Lawyers have warned that the education appeals system is at breaking point amid a sharp rise in the outstanding caseload. Figures released through a Gazette freedom of information request show the backlog of SEND (special educational needs and disability) appeals leapt by 38% this year to 5,450.

Around 80% of hearings in the SEND first-tier tribunal were postponed in the first quarter of this year, with the overall number of postponements increasing by 90% to 6,100.

Specialists say they are telling clients to expect a wait of up to a year for their appeal to be resolved. Most challenges lodged in the past two months will not be resolved by the start of September, raising the possibility that appeals over school placements will not be heard before the school year starts.

HMCTS sign

HM Courts & Tribunals Service has 178 judges ticketed to do SEND tribunal work

Source: Alamy

Samantha Hale, education law specialist with national firm HCB Solicitors, said some hearings have been postponed the day before they were due because of a lack of judicial availability. She added: ‘The process of appealing is often stressful and upsetting for the parents and child/young person concerned and the longer the process is drawn out for, the longer they have to experience this. The longer it takes for an appeal to be heard, the longer the child/young person’s special educational needs are not met.’

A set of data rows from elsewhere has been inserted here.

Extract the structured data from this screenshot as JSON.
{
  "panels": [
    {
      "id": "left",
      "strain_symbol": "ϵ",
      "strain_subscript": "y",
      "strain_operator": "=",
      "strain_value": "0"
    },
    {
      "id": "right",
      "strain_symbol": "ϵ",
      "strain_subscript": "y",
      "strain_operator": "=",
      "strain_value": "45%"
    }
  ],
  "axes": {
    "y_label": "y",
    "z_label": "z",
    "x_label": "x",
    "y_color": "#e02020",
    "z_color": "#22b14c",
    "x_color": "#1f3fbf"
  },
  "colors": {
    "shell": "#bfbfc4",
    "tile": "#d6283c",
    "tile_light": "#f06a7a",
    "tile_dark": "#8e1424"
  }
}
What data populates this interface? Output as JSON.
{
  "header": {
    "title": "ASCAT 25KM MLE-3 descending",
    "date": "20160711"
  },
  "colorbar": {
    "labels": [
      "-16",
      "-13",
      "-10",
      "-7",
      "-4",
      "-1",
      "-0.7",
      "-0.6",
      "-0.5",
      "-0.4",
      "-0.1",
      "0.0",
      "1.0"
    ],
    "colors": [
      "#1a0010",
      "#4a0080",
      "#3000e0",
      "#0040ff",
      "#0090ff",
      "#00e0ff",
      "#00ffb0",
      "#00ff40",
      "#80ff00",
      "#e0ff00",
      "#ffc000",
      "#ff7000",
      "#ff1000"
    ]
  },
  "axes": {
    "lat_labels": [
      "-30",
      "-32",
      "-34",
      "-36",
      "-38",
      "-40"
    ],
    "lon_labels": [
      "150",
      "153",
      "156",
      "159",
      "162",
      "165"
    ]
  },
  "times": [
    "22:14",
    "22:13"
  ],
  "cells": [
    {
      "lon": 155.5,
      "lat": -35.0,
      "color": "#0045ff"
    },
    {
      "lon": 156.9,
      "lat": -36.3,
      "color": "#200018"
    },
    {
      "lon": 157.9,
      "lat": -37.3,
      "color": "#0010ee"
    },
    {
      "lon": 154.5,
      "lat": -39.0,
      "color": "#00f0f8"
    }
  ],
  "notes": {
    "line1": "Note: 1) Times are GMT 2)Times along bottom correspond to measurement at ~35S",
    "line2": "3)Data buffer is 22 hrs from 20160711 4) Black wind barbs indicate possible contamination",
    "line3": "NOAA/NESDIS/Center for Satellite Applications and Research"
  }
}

HM Courts & Tribunals Service has 178 judges ticketed to do SEND tribunal work and will offer hearings in August to try to ease the backlog. But both parties have to agree to an August date and it requires the local authority’s response in advance and witnesses to attend.

Georgina Downard, senior solicitor at SEND advice charity IPSEA, said the huge rise over the past year in the tribunal’s outstanding caseload shows that the system is at ‘crisis point’. The legal route to obtaining special educational provision is vital as non-compliance with SEND law is now ‘endemic’ in local authorities, Downard said.

She added: ‘The solution to this crisis isn’t for the government to make it harder to appeal, but for local authorities to fulfil their obligations to children and young people with SEND and make lawful decisions first time.’